Trois conférenciers français ont participé 1er congrès vénézuélien d’océanographie [es]

Les chercheurs Sylvia Agostini, Paul-Antoine Bisgambiglia et Jacques Piazzola sont intervenus , à l’invitation de l’ambassade de France au Venezuela, lors du premier congrès vénézuélien d’océanographie, organisé à Cumana du 2 au 6 novembre 2015.

Organisé par l’Institut océanographique du Venezuela à l’occasion des 500 ans de la fondation de Cumaná, le premier congrès vénézuélien d’océanographie a lieu du lundi 2 au vendredi 6 novembre 2015 au centre culturel Luis Manuel Peñalver de l’universidad de Oriente (UDO). Inauguré par le maire de la ville, il a réuni 125 chercheurs, pour la plupart vénézuéliens, venus des principales universités du pays.

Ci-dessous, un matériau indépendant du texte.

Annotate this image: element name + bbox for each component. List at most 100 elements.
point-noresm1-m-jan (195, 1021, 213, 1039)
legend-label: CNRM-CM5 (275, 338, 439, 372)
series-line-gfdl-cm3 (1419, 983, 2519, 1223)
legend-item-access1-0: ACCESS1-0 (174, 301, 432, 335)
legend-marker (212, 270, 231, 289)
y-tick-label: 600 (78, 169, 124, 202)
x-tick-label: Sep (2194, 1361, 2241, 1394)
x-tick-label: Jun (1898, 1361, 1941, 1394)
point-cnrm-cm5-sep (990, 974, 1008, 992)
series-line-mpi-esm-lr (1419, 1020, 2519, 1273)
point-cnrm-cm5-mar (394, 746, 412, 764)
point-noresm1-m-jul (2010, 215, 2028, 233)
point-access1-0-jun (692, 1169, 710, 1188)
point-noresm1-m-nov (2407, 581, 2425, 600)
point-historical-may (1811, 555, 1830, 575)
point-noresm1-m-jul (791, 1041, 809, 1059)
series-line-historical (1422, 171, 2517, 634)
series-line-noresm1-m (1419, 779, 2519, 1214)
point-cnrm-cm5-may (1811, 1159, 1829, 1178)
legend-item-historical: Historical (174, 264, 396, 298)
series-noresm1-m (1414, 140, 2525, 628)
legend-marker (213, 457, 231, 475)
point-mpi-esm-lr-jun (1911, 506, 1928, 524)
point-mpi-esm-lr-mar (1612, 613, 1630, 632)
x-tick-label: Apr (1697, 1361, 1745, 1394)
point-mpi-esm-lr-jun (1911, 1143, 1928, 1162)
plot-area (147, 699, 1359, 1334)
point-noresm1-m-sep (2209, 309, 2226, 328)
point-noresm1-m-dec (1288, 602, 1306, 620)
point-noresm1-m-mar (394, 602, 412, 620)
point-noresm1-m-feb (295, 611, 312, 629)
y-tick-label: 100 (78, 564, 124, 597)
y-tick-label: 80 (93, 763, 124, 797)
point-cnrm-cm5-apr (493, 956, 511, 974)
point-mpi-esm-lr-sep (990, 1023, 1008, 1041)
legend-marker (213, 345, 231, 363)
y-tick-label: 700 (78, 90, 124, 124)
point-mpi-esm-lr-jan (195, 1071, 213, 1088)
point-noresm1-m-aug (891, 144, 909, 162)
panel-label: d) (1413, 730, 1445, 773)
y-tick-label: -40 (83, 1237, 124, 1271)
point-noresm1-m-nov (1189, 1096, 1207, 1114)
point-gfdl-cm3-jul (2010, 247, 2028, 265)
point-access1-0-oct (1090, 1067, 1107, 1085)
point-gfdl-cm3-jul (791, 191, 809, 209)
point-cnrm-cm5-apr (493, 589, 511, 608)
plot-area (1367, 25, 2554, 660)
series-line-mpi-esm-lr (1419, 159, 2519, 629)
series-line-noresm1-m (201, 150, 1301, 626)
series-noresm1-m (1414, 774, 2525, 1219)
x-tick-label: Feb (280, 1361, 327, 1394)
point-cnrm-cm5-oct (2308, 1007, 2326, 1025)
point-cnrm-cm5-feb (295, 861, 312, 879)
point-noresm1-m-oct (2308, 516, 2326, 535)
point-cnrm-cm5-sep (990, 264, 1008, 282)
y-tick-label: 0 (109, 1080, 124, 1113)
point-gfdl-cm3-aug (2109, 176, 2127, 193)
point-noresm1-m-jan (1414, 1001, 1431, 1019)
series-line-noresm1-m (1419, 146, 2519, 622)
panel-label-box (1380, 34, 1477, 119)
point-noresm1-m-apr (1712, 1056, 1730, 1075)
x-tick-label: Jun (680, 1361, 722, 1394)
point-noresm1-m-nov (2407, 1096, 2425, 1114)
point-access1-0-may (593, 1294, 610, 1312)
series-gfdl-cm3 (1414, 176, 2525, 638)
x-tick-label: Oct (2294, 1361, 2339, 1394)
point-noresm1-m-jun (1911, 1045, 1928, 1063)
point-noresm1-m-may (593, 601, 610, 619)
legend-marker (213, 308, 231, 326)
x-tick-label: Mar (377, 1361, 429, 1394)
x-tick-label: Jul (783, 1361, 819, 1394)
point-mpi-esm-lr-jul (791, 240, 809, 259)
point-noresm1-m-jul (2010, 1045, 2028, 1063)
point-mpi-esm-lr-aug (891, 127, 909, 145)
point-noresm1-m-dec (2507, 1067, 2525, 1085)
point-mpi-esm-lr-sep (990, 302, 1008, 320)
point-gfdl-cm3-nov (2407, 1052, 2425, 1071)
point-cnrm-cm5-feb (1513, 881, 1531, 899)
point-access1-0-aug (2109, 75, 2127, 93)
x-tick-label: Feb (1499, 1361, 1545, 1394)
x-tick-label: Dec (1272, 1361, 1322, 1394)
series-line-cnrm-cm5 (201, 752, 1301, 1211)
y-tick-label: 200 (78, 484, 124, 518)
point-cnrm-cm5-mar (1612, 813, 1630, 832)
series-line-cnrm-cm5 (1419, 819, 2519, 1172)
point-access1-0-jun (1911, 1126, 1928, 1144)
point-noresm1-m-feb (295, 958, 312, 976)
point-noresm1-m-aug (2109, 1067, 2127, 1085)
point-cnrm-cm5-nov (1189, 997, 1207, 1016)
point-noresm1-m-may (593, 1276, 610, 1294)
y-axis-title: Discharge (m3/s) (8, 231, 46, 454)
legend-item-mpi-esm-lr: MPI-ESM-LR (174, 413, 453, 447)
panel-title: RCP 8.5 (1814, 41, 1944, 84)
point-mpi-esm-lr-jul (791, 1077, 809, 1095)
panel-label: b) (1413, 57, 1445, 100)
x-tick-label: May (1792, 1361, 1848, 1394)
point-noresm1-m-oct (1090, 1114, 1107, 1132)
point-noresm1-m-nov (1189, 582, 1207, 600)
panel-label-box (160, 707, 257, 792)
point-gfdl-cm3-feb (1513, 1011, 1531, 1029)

Premier du nom, ce congrès a permis d’aborder plusieurs thèmes liés à l’océanographie chimique, physique ou biologique mais aussi de parler de l’utilisation des ressources marines et du sous-sol marin, du développement durable, de l’environnement, du climat et de la législation. En complément des conférences, les participants ont assisté à la projection du film « Chacopatas, una historia de pepitonas ».
JPEG
Trois conférenciers français, invités par l’ambassade de France, sont intervenus :
-  Mme Sylvia Agostini, du laboratoire Stellamare de l’université de Corse a présenté « Etudes de la dispersion des larves de poissons des zones marines protégées de la région nord-ouest de la Méditerranée. » Ces études concernent surtout les réserves situées entre la Corse et la Sardaigne et montrent comment une partie des larves échappent, au cours de leur développement, à leur zone d’origine.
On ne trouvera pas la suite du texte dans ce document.